During the building of The Temple many associations were formed which, when the need was over, merged into others. As Burdette says:

"Often a working guild of some sort is brought into existence for a specific but transient purpose; the object accomplished, the work completed, the society disbands, or merges into some other organization, or reorganizes under a new name for some new work. The work of Grace Church is like the operations of a great army; recruits are coming to the front constantly; regiments being assigned to this corps, and suddenly withdrawn to reinforce that one; two or three commands consolidated for a sudden emergency; one regiment deployed along a great line of small posts; infantry detailed into the batteries, cavalry dismounted for light infantry service, yet all the time in all this apparent confusion and restless change which bewilders the civilian, everything is clear and plain and perfectly regular and methodical to the commanding general and his subordinates."

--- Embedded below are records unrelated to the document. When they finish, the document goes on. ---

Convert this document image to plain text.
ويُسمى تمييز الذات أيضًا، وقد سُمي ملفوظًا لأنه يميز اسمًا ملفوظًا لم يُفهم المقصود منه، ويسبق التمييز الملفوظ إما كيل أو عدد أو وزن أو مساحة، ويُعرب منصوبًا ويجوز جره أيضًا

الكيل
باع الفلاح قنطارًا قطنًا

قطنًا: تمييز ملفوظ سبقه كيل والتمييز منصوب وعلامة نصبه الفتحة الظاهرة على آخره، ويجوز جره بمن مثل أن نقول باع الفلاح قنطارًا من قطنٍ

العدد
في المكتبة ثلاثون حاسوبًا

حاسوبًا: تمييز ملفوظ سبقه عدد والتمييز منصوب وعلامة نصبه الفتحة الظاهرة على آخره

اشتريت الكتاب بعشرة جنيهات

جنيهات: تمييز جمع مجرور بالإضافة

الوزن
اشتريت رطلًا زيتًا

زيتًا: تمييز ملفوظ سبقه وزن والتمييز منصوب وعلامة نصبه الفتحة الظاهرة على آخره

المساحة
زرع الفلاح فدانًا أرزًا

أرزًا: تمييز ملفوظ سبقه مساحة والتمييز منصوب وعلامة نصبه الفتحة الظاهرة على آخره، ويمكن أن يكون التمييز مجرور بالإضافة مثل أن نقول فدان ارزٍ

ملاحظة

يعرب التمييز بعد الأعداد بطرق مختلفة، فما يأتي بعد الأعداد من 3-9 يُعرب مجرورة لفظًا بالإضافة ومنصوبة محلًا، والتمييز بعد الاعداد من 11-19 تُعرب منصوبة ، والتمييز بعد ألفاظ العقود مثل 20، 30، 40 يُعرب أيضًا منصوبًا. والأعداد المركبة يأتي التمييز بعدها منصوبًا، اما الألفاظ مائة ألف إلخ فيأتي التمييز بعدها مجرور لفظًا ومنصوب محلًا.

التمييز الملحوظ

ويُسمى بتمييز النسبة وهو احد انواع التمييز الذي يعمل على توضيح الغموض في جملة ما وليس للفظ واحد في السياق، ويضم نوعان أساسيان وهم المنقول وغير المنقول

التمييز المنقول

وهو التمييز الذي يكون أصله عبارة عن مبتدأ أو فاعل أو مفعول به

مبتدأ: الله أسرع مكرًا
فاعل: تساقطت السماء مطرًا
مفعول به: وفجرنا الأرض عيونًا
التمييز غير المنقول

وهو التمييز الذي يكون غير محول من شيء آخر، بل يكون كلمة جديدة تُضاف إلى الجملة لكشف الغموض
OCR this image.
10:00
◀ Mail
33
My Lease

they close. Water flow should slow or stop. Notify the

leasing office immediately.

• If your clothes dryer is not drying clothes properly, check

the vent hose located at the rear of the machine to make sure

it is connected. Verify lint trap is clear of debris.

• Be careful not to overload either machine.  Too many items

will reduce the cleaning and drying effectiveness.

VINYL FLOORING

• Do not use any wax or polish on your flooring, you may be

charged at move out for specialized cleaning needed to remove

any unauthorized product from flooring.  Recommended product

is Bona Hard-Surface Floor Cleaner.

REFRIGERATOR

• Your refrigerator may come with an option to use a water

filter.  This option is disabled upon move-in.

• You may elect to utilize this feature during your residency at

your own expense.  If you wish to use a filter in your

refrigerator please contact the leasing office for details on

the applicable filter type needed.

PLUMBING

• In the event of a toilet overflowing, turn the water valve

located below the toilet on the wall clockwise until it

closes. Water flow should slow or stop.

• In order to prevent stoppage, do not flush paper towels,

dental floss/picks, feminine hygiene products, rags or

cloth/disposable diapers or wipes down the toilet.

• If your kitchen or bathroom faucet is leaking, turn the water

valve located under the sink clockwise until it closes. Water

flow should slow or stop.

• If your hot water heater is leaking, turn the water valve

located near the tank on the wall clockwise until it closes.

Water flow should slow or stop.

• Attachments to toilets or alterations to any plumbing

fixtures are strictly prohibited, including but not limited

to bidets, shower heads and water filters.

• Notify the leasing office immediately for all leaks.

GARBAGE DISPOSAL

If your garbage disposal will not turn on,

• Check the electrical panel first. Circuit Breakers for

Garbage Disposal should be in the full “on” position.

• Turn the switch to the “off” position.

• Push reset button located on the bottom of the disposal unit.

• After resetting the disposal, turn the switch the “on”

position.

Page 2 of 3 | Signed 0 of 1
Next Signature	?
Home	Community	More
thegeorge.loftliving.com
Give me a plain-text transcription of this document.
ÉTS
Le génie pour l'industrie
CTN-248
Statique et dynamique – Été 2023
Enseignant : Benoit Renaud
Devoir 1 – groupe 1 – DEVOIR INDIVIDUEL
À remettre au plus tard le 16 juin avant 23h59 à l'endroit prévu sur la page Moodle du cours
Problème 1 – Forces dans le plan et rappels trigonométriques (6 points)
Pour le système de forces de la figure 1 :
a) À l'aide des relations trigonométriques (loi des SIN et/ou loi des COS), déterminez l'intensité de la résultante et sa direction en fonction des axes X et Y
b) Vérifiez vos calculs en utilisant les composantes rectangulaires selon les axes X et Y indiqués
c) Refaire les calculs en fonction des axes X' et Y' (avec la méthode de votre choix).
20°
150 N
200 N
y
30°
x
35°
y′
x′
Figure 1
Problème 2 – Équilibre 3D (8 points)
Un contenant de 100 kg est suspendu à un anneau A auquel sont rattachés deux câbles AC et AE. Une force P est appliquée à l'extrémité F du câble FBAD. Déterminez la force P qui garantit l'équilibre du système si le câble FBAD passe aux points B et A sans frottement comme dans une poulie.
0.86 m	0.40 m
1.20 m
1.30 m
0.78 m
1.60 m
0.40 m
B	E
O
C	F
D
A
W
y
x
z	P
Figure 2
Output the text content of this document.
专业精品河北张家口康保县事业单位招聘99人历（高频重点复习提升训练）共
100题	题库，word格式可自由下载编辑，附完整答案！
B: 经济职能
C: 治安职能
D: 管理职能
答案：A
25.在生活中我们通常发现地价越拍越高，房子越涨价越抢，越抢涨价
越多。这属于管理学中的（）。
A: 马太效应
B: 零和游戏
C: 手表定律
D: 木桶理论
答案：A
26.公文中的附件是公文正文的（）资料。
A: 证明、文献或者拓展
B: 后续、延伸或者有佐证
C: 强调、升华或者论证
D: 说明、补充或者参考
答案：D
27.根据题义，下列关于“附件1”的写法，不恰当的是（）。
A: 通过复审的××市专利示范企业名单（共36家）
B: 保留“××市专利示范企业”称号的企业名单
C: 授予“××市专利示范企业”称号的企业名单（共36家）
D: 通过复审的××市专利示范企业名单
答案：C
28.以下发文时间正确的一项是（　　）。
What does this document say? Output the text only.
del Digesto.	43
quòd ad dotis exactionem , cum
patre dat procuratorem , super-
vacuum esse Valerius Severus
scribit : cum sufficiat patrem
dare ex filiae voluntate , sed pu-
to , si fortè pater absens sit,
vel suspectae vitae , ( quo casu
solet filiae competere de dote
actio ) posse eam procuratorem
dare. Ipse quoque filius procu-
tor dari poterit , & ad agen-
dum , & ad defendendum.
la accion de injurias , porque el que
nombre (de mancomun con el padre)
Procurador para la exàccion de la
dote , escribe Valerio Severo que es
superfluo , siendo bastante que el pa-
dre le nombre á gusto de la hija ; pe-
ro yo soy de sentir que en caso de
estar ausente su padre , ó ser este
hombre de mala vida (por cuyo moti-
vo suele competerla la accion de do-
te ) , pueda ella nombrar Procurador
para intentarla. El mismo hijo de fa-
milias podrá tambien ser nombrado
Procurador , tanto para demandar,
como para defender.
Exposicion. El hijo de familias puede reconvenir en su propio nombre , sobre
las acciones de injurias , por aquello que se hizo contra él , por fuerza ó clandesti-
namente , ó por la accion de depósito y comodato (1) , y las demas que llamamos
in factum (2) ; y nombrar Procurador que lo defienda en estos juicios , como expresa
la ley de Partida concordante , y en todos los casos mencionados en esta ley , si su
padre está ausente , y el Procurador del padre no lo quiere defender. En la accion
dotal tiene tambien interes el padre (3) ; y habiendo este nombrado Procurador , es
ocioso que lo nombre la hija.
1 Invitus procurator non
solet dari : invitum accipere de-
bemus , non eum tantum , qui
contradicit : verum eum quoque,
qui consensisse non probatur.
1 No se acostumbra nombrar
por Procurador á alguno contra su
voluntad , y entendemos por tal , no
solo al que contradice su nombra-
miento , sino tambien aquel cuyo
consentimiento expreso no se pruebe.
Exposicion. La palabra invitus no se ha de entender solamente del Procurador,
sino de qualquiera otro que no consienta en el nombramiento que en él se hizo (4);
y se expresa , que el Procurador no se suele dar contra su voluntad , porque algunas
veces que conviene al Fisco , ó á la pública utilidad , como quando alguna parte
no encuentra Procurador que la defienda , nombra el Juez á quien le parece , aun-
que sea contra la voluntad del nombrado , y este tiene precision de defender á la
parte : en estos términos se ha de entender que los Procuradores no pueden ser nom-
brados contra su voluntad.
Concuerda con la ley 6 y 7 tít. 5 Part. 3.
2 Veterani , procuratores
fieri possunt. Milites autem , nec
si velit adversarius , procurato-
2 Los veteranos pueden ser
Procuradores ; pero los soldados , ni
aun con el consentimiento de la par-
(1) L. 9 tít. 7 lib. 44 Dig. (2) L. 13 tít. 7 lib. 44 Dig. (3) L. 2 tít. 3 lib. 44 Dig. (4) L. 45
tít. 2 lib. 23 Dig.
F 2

Another association of this kind was the "Committee of One Hundred," organized in 1891. The suggestion for its organization came from the Young Women's Association. A number of them went to the Trustees and proposed that the Board should appoint a committee of fifty from among the congregation to devise ways and means to raise money for paying off the floating indebtedness of the church. The suggestion was adopted. The Committee of Fifty was appointed, each organization of the church being represented in it by one or more members. It met for organization in 1892. The Young Women's Association, pledged itself to raise $1,000 during the year. Other societies pledged certain sums. Individuals went to work to swell the amount, and in one year, the Committee reported that the floating debt of the church, which at the time of the Committee's organization was $25,000, was paid. Encouraged by this success the Committee enlarged itself to one hundred and vigorously attacked the work of paying off the mortgage of $15,200 on the ground on which the college was to be built.